The most efficient way is certainly to use sets for everything, as in Ronie Martinez's answer.
I'll take the liberty of quoting Ronie's code here, for ease of reference (although with a slight edit to use os.path.getsize
):
files = [...]
files_0 = {f for f in files if os.path.getsize(f) == 0}
files = set(files) - files_0
As an addendum, here is what you could do if you actually care about the ordering for some reason:
files = [...]
files_0 = [f for f in files if os.path.getsize(f) == 0]
Followed by either:
files = [f for f in files if file not in files_0] #
or better (because sets are much quicker than lists for testing inclusion):
files_0_set = set(files_0)
files = [f for f in files if f not in files_0_set]
In this case, although we don't specifically want to output the files_0_set
, it is a useful intermediate.
By the way, the original code attempts to remove items from a list while iterating over it. This will not work reliably, and may lead to items being missed. It is fine to use an explicit loop if desired, instead of a set comprehension or list comprehension, but the removal of items must be deferred until after the loop.

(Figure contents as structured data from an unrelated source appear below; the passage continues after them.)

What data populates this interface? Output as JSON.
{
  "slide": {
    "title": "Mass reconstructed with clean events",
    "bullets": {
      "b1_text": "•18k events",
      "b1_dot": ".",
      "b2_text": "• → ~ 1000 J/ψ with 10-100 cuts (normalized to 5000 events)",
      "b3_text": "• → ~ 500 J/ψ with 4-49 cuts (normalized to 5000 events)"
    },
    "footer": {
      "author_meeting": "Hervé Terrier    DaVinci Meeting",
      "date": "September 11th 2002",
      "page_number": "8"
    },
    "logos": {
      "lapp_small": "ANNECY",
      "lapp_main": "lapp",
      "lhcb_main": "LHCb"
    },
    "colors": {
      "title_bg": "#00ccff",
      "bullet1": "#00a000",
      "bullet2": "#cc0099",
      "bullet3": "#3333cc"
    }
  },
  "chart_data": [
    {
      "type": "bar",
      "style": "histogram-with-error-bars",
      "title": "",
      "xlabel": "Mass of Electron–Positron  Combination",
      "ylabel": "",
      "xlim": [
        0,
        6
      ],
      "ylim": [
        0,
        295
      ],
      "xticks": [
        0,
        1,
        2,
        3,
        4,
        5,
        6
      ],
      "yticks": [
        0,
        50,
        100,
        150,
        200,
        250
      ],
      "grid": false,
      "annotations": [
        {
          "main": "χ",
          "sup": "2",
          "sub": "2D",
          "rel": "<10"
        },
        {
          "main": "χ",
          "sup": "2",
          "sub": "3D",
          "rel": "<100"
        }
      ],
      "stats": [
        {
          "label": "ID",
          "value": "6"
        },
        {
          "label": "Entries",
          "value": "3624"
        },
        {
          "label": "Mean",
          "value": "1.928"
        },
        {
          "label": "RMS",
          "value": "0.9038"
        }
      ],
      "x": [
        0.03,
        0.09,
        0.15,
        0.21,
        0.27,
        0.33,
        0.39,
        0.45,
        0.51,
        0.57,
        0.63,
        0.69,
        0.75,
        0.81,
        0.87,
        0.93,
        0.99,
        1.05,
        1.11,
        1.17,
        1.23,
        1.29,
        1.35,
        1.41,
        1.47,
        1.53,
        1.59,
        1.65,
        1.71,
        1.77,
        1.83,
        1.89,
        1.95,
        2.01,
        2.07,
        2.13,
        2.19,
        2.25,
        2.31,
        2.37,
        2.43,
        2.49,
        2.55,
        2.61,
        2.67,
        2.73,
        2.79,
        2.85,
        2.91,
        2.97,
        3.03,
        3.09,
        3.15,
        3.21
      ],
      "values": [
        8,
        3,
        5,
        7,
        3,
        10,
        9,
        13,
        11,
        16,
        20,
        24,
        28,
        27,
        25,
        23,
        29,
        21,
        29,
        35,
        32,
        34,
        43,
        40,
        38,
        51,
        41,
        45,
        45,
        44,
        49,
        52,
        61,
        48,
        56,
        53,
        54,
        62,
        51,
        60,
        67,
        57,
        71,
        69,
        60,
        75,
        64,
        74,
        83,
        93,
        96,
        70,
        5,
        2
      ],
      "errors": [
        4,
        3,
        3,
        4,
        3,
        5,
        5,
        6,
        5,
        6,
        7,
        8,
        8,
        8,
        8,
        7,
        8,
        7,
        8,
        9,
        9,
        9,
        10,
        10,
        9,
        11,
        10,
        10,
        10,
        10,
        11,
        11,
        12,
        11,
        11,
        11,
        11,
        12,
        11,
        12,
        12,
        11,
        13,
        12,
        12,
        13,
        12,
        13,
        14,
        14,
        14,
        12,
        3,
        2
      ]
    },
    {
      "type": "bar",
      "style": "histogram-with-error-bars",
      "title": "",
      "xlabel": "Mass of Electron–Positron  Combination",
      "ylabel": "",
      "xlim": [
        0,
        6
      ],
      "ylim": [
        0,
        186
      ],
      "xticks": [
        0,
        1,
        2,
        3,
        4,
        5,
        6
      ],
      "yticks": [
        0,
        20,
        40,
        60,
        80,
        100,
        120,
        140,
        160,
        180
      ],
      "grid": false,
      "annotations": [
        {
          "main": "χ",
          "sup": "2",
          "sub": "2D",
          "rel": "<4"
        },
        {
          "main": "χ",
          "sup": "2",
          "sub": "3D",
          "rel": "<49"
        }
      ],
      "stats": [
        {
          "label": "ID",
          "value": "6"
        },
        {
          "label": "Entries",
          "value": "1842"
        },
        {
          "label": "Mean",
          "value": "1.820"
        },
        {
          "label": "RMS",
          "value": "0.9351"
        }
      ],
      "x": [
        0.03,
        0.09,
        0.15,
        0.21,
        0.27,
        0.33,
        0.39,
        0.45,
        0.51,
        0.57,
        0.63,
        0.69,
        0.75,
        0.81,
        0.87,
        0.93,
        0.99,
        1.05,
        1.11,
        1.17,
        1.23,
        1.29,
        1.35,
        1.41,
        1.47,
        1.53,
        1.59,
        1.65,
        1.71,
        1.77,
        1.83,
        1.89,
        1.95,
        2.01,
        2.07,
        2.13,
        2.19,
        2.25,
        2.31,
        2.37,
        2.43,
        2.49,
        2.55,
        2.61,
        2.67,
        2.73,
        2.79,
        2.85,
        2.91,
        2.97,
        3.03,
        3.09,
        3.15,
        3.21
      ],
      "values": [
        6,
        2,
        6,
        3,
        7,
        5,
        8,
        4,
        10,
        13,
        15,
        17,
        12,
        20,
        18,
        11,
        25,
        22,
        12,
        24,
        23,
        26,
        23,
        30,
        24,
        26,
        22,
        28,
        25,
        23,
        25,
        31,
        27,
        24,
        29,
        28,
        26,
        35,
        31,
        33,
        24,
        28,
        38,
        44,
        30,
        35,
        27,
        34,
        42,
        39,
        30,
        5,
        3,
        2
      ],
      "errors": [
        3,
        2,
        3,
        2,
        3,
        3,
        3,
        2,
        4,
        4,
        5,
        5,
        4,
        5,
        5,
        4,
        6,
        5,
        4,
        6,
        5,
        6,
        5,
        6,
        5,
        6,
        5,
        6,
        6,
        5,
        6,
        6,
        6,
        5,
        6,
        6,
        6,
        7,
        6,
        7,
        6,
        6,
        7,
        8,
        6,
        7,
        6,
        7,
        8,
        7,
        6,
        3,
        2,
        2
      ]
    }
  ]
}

Additionally, Ronie is correct that removing items from the middle of a list is slow, and therefore it is likely to be faster simply to construct a new list which excludes certain items. However, one situation where you might not want to do that, and therefore should use remove
would be if files
is a view of a list that you are also using via other references, so you want that list to be updated, not just to reassign the files
variable. Here is an example of what you might do in that case. In this example, I will use an explicit loop when constructing files_0
for sake of clarity, although the list comprehension above could also still be used.
files_0 = []
for f in files:
if os.path.getsize(f) == 0:
files_0.append(f)
for f in files_0:
files.remove(f)
The point is that you are doing the removal in a separate loop after the end of the loop over files
, and this separate loop is over a different collection (in this case files_0
) so you are not removing items from the list that you are iterating over.